​A La Havane, les tribus urbaines peuvent exprimer leur sage rébellion


Samedi 18 Octobre 2014

​A La Havane, les tribus urbaines  peuvent exprimer leur sage rébellion
Chaque fin de semaine, les "Emos", "Punks", "Freaks", "Repas" et "Mikis" convergent sur une des principales avenues de La Havane, affichant leur anticonformisme sous l'oeil vigilant mais conciliant des autorités cubaines qui ont cessé de les voir comme des "déviants idéologiques".
Très éloignés de l'image de l'"homme nouveau" dont rêvaient Fidel Castro et Ernesto Che Guevara dans les années 1960, ces adolescents sont le produit de leur époque, dans une île communiste qui a fini par leur octroyer une sphère de liberté.
Ainsi, vers minuit les vendredis et samedis, quelques centaines de personnes, pour la plupart âgés de 12 à 20 ans, viennent exhiber leurs cheveux longs, tatouages et pantalons larges sur la rue G, au coeur de La Havane, sous le regard de la statue du libérateur latino-américain, Simon Bolivar.

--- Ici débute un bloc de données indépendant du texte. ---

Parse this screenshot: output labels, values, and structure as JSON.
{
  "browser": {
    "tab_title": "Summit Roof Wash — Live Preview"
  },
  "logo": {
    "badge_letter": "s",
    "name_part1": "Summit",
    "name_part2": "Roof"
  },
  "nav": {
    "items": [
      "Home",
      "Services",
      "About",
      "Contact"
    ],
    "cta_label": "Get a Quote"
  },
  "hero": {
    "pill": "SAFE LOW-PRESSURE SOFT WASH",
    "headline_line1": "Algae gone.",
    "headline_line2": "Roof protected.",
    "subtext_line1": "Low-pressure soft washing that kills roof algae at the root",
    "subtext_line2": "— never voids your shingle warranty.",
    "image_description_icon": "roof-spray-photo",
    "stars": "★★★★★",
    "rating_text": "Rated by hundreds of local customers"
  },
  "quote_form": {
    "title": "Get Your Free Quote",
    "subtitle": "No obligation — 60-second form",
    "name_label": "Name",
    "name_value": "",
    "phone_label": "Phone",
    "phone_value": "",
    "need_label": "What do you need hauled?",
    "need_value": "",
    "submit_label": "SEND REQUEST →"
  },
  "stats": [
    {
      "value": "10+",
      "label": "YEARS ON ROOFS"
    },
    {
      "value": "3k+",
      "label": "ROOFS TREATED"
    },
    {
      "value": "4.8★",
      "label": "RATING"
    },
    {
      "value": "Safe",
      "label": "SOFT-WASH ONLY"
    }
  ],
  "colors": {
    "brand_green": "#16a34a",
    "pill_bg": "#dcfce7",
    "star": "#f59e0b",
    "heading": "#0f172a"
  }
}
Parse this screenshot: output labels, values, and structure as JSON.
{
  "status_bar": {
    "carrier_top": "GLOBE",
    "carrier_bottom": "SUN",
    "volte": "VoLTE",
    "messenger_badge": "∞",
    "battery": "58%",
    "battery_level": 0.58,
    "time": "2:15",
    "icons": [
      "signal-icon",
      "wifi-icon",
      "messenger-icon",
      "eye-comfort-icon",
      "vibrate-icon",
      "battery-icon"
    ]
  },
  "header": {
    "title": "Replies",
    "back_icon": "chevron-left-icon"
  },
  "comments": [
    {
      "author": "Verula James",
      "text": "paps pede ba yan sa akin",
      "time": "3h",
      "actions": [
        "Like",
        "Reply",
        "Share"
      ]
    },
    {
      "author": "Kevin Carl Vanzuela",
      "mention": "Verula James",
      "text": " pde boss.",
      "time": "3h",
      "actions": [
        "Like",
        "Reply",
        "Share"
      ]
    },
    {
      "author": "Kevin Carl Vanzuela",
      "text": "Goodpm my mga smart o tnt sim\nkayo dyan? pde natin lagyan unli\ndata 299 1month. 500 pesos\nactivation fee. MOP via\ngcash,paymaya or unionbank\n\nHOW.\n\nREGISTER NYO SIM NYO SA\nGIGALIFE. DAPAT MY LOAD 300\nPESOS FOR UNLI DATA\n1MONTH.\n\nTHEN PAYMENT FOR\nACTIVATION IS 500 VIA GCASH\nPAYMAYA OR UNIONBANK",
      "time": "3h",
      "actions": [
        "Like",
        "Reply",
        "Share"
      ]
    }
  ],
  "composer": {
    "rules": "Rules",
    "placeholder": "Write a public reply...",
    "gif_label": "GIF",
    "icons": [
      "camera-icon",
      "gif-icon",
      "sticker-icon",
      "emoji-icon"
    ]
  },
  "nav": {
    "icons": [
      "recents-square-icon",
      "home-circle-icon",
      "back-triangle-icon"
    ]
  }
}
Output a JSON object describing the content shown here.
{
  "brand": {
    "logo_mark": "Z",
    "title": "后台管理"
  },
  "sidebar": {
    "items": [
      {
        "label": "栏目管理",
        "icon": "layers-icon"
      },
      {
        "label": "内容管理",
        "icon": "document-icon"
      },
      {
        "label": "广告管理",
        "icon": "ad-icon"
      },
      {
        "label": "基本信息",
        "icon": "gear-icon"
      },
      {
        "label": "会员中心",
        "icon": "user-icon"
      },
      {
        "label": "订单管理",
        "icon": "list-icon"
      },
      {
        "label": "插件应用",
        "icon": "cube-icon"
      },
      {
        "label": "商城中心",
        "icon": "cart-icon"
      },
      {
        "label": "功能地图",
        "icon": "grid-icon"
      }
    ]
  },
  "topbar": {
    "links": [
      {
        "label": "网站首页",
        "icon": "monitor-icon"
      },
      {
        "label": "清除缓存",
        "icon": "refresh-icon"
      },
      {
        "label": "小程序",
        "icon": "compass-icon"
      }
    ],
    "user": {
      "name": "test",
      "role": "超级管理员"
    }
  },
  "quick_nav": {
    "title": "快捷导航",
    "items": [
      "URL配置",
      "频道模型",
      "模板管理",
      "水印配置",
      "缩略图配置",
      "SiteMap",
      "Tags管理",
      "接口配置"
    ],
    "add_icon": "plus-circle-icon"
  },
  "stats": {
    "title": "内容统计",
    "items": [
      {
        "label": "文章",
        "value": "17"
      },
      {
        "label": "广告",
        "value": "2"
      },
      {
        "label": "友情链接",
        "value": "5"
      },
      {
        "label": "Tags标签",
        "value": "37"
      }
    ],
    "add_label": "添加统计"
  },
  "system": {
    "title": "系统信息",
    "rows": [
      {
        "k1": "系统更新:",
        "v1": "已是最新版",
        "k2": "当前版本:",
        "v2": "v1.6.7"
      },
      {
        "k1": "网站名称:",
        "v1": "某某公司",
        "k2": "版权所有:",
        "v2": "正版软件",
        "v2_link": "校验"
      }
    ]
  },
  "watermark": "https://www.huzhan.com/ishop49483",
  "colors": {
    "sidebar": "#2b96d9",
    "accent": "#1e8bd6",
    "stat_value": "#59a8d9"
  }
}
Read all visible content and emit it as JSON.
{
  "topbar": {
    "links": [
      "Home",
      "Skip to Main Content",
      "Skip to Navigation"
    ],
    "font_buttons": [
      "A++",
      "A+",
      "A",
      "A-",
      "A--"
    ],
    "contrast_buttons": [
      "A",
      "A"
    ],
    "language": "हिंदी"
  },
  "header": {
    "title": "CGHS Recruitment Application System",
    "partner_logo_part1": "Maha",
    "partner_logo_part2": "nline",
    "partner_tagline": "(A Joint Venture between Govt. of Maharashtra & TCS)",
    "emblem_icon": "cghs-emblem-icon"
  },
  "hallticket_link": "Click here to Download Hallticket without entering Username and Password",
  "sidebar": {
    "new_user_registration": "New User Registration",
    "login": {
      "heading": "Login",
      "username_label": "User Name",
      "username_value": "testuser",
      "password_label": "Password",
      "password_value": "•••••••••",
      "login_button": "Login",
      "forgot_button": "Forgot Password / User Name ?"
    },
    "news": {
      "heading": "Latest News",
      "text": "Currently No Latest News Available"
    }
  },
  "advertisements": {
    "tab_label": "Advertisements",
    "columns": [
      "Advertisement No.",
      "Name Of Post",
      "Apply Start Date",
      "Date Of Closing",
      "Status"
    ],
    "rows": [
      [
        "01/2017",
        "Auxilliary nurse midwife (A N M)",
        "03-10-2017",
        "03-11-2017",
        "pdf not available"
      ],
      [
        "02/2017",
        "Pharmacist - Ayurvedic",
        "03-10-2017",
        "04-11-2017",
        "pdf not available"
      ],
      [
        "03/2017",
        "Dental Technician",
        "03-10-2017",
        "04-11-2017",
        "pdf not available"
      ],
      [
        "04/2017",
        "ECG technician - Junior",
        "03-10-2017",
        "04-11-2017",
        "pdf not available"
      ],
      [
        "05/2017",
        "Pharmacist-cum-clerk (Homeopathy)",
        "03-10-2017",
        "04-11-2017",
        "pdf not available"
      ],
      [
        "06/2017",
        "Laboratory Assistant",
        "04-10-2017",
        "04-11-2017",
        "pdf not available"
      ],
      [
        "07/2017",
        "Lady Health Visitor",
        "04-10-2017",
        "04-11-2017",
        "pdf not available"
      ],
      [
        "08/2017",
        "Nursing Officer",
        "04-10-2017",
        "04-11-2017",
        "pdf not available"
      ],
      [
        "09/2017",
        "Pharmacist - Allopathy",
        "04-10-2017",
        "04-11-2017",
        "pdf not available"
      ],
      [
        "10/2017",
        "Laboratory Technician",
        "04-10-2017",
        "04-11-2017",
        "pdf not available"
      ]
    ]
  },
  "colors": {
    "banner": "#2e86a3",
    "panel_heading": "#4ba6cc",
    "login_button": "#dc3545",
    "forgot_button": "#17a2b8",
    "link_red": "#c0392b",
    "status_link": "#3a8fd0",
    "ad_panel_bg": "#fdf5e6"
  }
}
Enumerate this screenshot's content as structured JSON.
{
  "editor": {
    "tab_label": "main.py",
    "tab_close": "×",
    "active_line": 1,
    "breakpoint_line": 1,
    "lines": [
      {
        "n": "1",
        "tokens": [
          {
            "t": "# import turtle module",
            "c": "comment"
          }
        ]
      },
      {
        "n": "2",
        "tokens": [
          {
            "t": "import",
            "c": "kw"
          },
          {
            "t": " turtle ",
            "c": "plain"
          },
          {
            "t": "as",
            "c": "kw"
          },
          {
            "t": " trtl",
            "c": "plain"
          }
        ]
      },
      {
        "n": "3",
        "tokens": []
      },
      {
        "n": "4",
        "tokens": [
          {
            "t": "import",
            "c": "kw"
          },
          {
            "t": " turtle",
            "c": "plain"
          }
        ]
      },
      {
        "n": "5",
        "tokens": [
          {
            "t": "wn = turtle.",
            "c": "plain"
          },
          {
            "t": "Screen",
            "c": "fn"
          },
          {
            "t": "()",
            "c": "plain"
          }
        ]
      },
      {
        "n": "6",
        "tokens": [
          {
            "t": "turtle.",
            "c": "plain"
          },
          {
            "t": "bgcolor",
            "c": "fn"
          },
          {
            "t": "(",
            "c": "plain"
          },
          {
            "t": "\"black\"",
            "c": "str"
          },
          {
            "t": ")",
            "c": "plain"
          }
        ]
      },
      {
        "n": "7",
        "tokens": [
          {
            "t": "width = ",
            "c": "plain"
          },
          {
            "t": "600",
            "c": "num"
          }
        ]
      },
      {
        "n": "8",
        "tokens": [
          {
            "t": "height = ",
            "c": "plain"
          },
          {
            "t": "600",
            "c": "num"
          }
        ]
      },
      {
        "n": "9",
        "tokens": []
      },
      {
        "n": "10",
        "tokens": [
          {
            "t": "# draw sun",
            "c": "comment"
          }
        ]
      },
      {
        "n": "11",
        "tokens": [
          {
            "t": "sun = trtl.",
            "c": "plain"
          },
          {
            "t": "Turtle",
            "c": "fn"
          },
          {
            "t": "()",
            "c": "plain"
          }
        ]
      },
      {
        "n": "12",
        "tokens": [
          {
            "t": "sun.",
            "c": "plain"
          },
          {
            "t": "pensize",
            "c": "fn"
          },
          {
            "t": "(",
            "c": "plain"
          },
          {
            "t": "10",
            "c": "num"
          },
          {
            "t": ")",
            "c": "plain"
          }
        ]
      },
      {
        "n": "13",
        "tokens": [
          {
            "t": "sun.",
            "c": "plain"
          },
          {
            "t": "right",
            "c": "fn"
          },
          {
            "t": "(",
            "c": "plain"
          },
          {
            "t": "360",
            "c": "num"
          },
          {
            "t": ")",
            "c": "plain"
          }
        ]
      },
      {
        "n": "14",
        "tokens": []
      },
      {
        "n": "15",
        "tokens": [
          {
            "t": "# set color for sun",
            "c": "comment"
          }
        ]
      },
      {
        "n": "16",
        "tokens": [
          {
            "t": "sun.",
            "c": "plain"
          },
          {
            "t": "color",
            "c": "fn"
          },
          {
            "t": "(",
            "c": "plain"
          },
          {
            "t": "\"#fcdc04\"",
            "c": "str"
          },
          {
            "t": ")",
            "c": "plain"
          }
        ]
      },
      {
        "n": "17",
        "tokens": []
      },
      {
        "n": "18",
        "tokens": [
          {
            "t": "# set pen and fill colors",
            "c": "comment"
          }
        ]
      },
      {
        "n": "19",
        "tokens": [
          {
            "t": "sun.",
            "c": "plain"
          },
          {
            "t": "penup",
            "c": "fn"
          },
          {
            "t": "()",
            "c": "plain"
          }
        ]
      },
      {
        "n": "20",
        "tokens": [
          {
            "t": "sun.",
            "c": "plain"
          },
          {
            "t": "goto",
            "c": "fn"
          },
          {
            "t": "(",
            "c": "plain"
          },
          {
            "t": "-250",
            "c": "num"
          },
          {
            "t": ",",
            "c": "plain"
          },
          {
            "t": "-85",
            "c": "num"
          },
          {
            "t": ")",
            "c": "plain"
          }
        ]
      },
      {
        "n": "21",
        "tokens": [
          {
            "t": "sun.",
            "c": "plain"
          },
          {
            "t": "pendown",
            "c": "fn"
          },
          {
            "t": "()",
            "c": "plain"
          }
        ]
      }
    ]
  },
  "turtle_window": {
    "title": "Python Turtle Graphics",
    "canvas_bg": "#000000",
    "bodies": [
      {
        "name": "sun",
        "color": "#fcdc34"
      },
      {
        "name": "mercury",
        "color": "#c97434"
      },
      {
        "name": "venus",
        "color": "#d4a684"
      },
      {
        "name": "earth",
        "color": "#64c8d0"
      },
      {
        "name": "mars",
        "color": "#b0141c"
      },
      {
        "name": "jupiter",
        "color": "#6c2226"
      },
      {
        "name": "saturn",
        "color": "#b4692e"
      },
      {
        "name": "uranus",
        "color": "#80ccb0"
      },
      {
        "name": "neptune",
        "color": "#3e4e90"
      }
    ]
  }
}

A l'ombre des arbres du terre-plein central ou sous la lumière crue des lampadaires, les différents "clans" arpentent inlassablement le bitume sur fond de hard rock, de reggaeton ou de salsa crachés par les téléphones et petits lecteurs MP3. 
Les acteurs de ce défilé arborent des coupes de cheveux provocantes et colorées, de nombreux tatouages, piercings, habits sombres et bijoux voyants. 
Un paysage éloigné de l'image sensuelle du pays de la salsa, ses belles voitures américaines, ses bâtiments coloniaux et ses musiciens tout de blanc vêtus.
Mais cette rébellion reste bien sage, l'assistance est très jeune. Pas d'esclandres, de bagarres ni de musique assourdissante. On est à Cuba.
Une poignée d'agents de police en uniforme et en civil encadrent discrètement ce ballet, prêts à intervenir en cas de débordement ou de consommation ostentatoire de produits illicites. Face à eux, on devise tranquillement bouteille à la main autour des bancs publics. 
L'identité de ces tribus a été forgée autour de leurs goûts musicaux. On distingue ainsi les "Rockers", fans de métal et de hard rock aux cheveux longs, les "Repas", amateurs de reggaeton venus des faubourgs (ou "repartos"), les "Mikis", férus de musique pop bien mis, et les "Emos", androgynes amateurs de piercings et de vêtements sombres. A leurs côtés, on compte aussi quelques "Hippies", "Freaks" ou "Punks". La présence de cette troupe atypique attire les regards intrigués des passants, mais les marques d'hostilité sont rares et l'attitude des autorités s'est assouplie au fil des années. 
"Il y a plus de tolérance maintenant", reconnaît le "Punk" Ruben Gutierrez, couvert de tatouages et de piercings. 
Le "rockeur" Omar Padilla, 30 ans, se souvient du temps où sa "tribu" n'était pas bien vue des autorités. Ces dernières goûtaient peu leur passion pour cette musique née chez l'ennemi américain. En 2001, la police avait fini par fermer le Patio de Maria, un espace considéré pendant 15 ans comme le havre des amateurs de rock à Cuba.
Mais en 2007, le regard des dirigeants communistes a changé. Après avoir étudié de près les fans de rock, ils ont finalement jugé ce groupe compatible avec le projet socialiste cubain et lui ont cédé une espace d'expression.
"+G+ est devenu une forme de sanctuaire pour les rockeurs. Ici tu peux rencontrer de nombreuses personnes qui ont des points communs avec toi, et tu te sens un peu libre (...) A une autre époque, on ne pouvait pas se réunir ici", explique encore Omar, ingénieur mécanicien qui balade depuis de nombreuses années sa queue de cheval au rendez-vous de la "G".
Officiellement interdite sur l'île jusqu'en 1966, mais vraiment tolérée qu'à partir des années 1980, la musique rock et ses dérivés sont aujourd'hui disponibles dans les boutiques de CD piratés et sur internet, dont l'accès demeure toutefois très cher et strictement réglementé.